En 2019, après cinq ans d’activités, le Big Fund a commencé à créer ses premiers effets positifs, la production nationale a presque doublé. Un deuxième tour de financement est mené, réunit 200 milliards de yuans, environ 29 milliards d’euros. Il est cette fois tourné vers la chaîne d’approvisionnement, autour de la conception et l’acquisition d’outils de fabrications. L’exemple fait des émules. Dans toutes les provinces chinoises des fonds sont montées. L’Association chinoise de l’industrie des semi-conducteurs, estime qu’ils représentent 500 milliards de yuans, 72 milliards d’euros.

Une accumulation de moyen qui n’a pas toujours été répartie au mieux. Tsinghua Unigroup, alors première entreprise de semi-conducteurs du pays, a tenté, avec le soutien du Big Fund, de devenir l’un des cinq leaders mondiaux du secteur en 10 ans. Une ambition démesurée qui a abouti à un endettement de plus de 200 milliards de yuans. L’entreprise a fini en faillite en 2020 et a dû se restructurer en 2021.
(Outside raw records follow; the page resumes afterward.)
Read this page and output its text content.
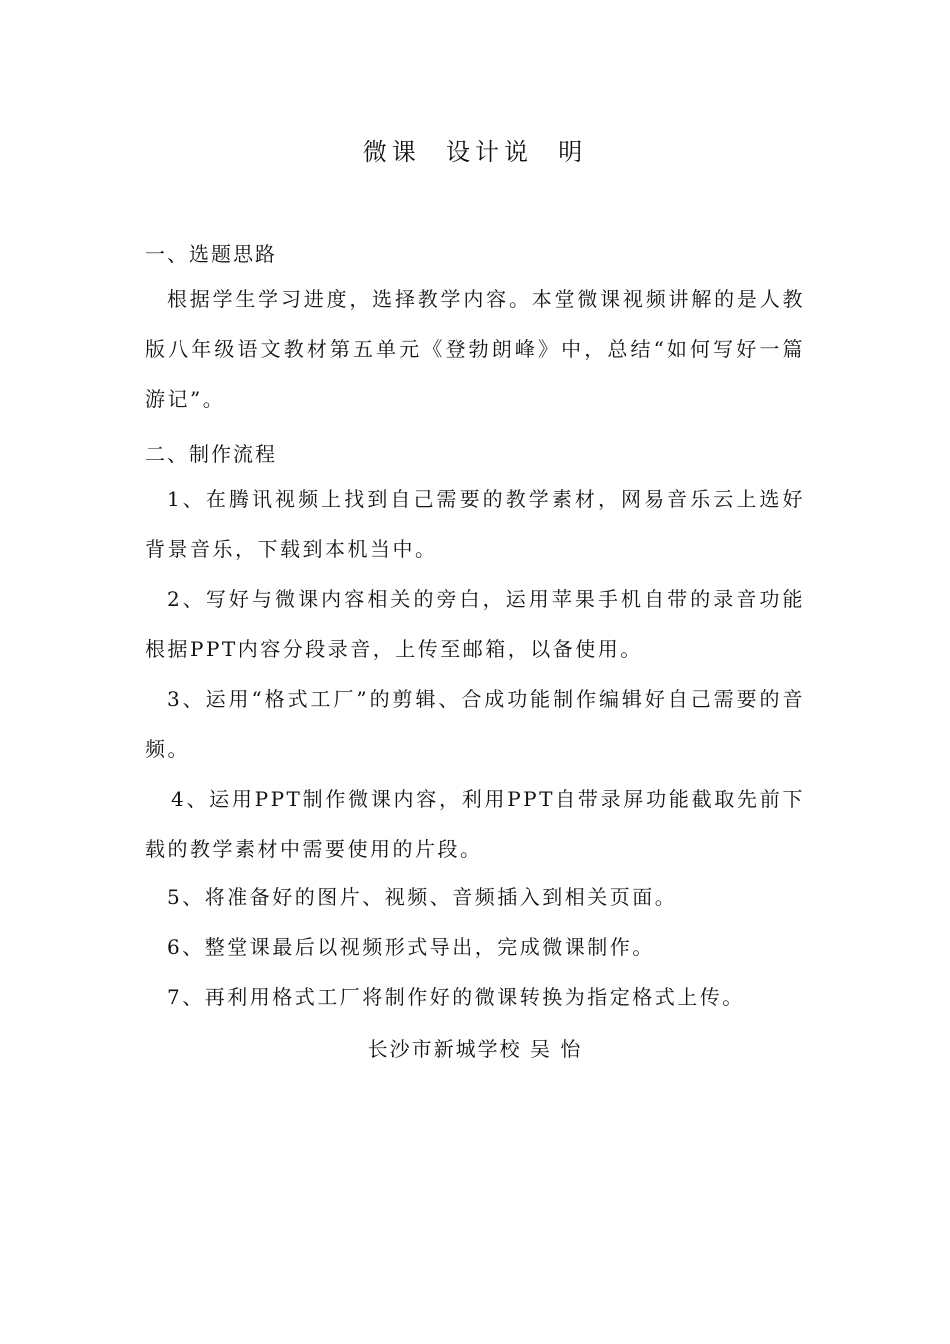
微课  设计说  明
一、选题思路
根据学生学习进度，选择教学内容。本堂微课视频讲解的是人教版八年级语文教材第五单元《登勃朗峰》中，总结“如何写好一篇游记”。
二、制作流程
1、在腾讯视频上找到自己需要的教学素材，网易音乐云上选好背景音乐，下载到本机当中。
2、写好与微课内容相关的旁白，运用苹果手机自带的录音功能根据PPT内容分段录音，上传至邮箱，以备使用。
3、运用“格式工厂”的剪辑、合成功能制作编辑好自己需要的音频。
4、运用PPT制作微课内容，利用PPT自带录屏功能截取先前下载的教学素材中需要使用的片段。
5、将准备好的图片、视频、音频插入到相关页面。
6、整堂课最后以视频形式导出，完成微课制作。
7、再利用格式工厂将制作好的微课转换为指定格式上传。
长沙市新城学校 吴 怡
Les États-Unis pratiquent l’endiguement

Cette série d’interpellation arrive à un moment critique pour la Chine dans le monde des semi-conducteurs. Alors que la rivalité sino-américaine ne cesse de s’accroître, les États-Unis ont parfaitement identifié la faiblesse que Pékin tente de combler. L’Oncle Sam tente de priver la Chine des outils de fabrication les plus évolués du marché pour l’empêcher de produire les puces les plus technologiques.
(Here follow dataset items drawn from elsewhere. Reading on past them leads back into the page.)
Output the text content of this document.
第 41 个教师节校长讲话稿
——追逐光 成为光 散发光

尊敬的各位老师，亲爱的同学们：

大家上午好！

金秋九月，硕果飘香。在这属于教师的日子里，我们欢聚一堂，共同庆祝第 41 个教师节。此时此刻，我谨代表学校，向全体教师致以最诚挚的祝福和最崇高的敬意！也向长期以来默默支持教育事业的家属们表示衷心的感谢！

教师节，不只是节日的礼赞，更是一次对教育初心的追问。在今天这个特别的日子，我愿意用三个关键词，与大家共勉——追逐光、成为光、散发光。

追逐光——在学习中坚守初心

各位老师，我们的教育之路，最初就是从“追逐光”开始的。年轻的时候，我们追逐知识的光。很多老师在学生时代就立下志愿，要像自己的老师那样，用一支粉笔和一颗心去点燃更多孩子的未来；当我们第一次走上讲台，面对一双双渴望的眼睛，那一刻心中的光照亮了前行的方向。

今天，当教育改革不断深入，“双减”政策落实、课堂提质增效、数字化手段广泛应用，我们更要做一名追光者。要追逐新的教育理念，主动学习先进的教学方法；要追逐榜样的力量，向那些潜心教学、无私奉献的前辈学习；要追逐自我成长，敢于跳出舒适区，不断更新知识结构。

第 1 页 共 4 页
L’adoption du Chips Act par Washington va dans ce sens de « containment » : les entreprises candidates aux subventions américaines ne pourront pas commercer de façon significative avec la Chine durant 10 ans. La Taiwan Semiconductor Manufacturing Company, au sommet de l’économie des semi-conducteurs, espère déjà obtenir des financements par ce biais. Par le passé, elle s’est déjà pliée à des pressions américaines pour entraver la progression de la Chine. Pékin, plus que jamais, ne peut compter que sur lui-même et ses fonds d’investissement pour rattraper son retard. Que le principal d’entre eux soit entaché d’une ou plusieurs affaires de corruption ne va pas aider.